自動車業界に革新をもたらす世界初のCAEツール「JWELD CpAnalyzer」
自動車業界に革新をもたらす世界初のCAEツール「JWELD CpAnalyzer」
株式会社JSOLは、特別な技術を駆使した新しいCAEツール「JWELD CpAnalyzer」の提供を2026年5月11日から開始しました。このツールは、自動車の組み立て過程における品質管理を根本から変える可能性を秘めています。具体的には、スポット溶接専用の固有ひずみ法を活用し、部品の寸法ばらつきが組み立て品質に及ぼす影響を分析し、その結果を可視化するという、業界初の試みです。
自動車産業の現状とJWELD CpAnalyzerの必要性
近年、バッテリー電気自動車の開発競争が激化し、国内自動車メーカーは競争力を強化するために、一車種の開発にかかる時間、いわゆるリードタイムを短縮する必要性に迫られています。そのためには、設計段階で製造工程の影響を事前に評価することが不可欠ですが、従来の方法では溶接による寸法ばらつきの影響を正確に測ることが難しく、設計段階での手戻りが多かったのです。
本ツールは、設計段階での工程評価を可能にし、部品ごとの重要な管理ポイントを把握できるため、設計部門と製造部門の連携が強化され、トータルな製造コストの最小化が期待されます。
JWELD CpAnalyzerの機能と特徴
JWELD CpAnalyzerは、自動車組み立てにおける複雑な溶接工程を短時間でシミュレーションでき、その変形を予測することが可能です。従来のように実物を製作してから評価する必要がなく、実際に試作を行う前に、どの部品がリードタイム短縮を妨げているかを把握することができます。

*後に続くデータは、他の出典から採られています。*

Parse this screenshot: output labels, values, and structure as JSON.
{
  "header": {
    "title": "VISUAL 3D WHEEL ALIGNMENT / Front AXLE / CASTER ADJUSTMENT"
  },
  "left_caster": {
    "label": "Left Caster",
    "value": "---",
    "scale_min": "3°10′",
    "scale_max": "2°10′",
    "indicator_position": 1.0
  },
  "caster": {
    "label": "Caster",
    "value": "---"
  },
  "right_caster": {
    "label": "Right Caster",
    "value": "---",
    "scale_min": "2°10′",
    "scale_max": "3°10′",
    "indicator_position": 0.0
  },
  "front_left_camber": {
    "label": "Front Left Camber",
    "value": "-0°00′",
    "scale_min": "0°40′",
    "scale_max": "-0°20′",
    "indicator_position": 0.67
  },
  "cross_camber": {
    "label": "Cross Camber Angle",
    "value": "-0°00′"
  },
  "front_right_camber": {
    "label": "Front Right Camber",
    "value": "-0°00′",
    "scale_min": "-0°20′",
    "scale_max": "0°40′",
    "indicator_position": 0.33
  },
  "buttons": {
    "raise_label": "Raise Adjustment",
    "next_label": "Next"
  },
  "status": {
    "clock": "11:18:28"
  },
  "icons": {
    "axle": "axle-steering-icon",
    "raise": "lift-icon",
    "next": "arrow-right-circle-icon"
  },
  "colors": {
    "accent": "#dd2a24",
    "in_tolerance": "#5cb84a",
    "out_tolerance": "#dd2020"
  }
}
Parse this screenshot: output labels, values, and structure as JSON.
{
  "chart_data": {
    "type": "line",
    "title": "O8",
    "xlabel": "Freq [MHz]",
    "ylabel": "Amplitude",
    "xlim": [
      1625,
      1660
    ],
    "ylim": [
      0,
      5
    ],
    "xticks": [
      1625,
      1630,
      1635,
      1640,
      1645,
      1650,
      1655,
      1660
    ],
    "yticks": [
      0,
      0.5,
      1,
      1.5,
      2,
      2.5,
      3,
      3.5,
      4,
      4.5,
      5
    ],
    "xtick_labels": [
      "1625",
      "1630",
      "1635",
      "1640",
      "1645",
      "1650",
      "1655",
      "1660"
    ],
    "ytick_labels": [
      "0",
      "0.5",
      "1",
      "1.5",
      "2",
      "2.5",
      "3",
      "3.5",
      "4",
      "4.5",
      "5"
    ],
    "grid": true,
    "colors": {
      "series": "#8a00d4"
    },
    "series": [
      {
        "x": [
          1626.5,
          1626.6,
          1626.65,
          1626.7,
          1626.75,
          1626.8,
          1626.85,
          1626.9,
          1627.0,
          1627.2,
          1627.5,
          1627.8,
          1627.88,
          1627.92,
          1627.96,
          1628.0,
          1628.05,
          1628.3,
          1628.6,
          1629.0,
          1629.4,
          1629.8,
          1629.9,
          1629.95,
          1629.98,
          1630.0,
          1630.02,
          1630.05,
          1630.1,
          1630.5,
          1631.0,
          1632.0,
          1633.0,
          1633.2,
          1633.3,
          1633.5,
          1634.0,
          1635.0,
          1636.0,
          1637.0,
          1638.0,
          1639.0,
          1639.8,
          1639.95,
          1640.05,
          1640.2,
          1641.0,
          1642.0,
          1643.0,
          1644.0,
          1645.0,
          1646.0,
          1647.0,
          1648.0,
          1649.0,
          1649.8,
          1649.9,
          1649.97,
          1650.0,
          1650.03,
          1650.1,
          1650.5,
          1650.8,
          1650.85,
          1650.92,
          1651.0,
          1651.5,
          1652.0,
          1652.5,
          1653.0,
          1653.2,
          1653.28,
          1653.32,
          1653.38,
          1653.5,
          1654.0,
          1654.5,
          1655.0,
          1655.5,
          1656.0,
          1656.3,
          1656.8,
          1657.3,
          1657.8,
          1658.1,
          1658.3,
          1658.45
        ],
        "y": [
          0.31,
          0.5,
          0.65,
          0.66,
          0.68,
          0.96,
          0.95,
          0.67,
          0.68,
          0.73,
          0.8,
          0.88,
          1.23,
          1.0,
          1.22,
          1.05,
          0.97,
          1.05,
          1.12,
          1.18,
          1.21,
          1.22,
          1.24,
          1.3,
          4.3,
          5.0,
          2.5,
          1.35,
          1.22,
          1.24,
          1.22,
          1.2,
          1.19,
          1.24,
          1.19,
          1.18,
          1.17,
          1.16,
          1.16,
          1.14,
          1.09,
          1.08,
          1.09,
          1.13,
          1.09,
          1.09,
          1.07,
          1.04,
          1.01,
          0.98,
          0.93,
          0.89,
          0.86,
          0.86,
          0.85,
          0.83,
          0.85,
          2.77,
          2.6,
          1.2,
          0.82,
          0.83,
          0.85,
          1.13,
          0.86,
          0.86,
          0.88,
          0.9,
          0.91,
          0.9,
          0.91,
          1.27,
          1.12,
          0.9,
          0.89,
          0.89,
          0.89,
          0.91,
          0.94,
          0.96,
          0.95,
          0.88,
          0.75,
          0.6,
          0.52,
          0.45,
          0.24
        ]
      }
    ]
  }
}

このツールによって、設計者は組み立て工程における最も重要な管理ポイントを明確にし、寸法ばらつきがどれだけ各工程に影響を与えるかをデータで分析できます。これにより、組み立て時の問題を事前に特定し、解決策を柔軟に検討しやすくなります。特に、他部門との協力も進めやすくなり、全体の最適化が図れるのです。
未来展望とさらなる進化
JSOLは、これまでにさまざまな設計工程に対するシミュレーションツールを提供してきました。今後は、JWELD CpAnalyzerを他の工程にも応用し、自動車業界を超えた多様な分野での活用を目指しています。
このCAEツールによって、試作を経ずに組み立て品の管理ポイントをデジタルで可視化することができ、設計、製造の全体的な効率化が進むことでしょう。自動車業界に新しい風を吹き込むJWELD CpAnalyzerの役割に、今後も期待が高まります。